Un « retour sur expérience » pédagogique
La deuxième partie, intitulée « Stratégies », prend acte de l’obsolescence des doctrines et schémas organisationnels forgés au 20e siècle par les mouvements socialistes et communistes. Le modèle du parti de masse, au sommet hiérarchique d’un réseau syndical et associatif, appartient au passé, de même que la référence exclusive à un groupe social sur lequel pèserait la charge du changement de société. La planification centralisée ne peut plus faire office d’alternative crédible au marché, des formes hybrides lui étant préférables, avec le défi supplémentaire qu’elles permettent la préservation d’un écosystème compatible avec la vie humaine. Sur le plan démocratique aussi, aucun modèle alternatif à la démocratie libérale-représentative ne saurait se substituer totalement à elle, la clé résidant plutôt dans son enrichissement et sa coexistence avec des formes plus directes et autogestionnaires. Aguiton revient sur ces deux derniers points en conclusion, à travers une défense plus engagée des « communs » et d’une « démocratie radicale ».

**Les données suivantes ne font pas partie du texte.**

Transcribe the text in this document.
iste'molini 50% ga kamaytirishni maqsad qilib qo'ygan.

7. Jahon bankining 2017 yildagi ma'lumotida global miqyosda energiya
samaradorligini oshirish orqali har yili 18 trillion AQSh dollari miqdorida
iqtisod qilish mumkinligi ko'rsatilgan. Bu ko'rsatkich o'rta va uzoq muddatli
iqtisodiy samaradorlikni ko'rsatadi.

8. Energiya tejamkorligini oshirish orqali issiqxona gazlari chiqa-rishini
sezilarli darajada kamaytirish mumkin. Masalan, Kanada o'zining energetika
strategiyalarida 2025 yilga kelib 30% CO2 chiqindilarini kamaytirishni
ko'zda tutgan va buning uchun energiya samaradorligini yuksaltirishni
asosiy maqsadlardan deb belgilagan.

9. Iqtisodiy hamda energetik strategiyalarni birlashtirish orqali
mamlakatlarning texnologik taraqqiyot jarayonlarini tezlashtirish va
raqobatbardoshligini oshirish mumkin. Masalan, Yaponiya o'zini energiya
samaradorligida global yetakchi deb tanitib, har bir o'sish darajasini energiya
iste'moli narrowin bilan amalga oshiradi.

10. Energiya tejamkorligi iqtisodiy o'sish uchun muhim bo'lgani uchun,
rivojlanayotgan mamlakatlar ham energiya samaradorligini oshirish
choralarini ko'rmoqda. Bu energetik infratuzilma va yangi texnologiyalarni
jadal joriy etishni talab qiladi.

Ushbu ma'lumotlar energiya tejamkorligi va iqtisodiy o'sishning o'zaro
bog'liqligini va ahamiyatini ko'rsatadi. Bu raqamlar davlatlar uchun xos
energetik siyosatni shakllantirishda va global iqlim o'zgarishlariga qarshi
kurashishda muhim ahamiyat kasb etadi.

La troisième partie est consacrée aux « Expériences » que l’auteur a souhaité privilégier pour leur caractère exemplaire. Tour à tour, sont évoqués le marasme de la gauche italienne à la suite des brefs espoirs placés en « Refondation communiste », les réussites et les déboires des gauches latino-américaines, et enfin les trajectoires-éclair de Syriza et Podemos en Grèce et en Espagne. Aguiton prend soin de restituer le contexte et les spécificités de chaque situation nationale, tout en soulignant des défis récurrents : absorption des énergies par les appareils d’État et les jeux d’alliances, vulnérabilité face aux pouvoirs économiques et supranationaux n’ayant aucun compte à rendre aux citoyens, éloignement des mouvements sociaux dont les liens internationaux se sont relâchés depuis les années 2000…
D’autres points saillants émergent du récit et des expériences détaillées par l’auteur. Il est ainsi frappant de voir à quel point les mobilisations altermondialistes ont été une école et des occasions de sociabilité majeures pour les dirigeants des forces de gauche actuellement les plus dynamiques en Europe. D’ailleurs, Aguiton montre bien comment la plupart des innovations doctrinales et stratégiques de ces dernières années proviennent d’Amérique latine (le « bien-vivre » et les droits de la nature, la fameuse question du « populisme », la perspective d’une « déglobalisation », la revendication de refondations constitutionnelles, etc.). Toutes les réussites, remarque-t-il enfin, ont associé une revendication claire du pouvoir par des voies légales (au contraire de la candidature de témoignage) et une opposition nette aux partis de gouvernement traditionnels.
Sans doute un portrait-robot de la « gauche du 21e siècle » est-il impossible à dresser à l’échelle mondiale embrassée par l’auteur, même s’il était nécessaire d’identifier la circulation des idées et des militants à ce niveau. Mais selon les aires régionales considérées, la nature de ses défis, de ses mots d’ordre et de ses bases sociales potentielles apparaîtra plus claire au lecteur à la fin de cet ouvrage. Les connaisseurs de ces débats apprendront peu de faits nouveaux, mais y trouveront matière à avancer leur réflexion théorique et stratégique.
(1) Pour un panorama européen focalisé sur les partis, voir aussi Pascal Delwit, Les gauches radicales en Europe, Editions de l'Université de Bruxelles, 2016.
(2) Sur l'émergence d'un clivage «altermondialisme/néolibéralisme», voir la réflexion avancée par Pierre Martin à l'occasion d'une analyse pour The Conversation, en attendant la parution de son prochain ouvrage. Voir aussi une note un peu ancienne de Mathieu Vieira et moi-même pour la Fondation Jean Jaurès.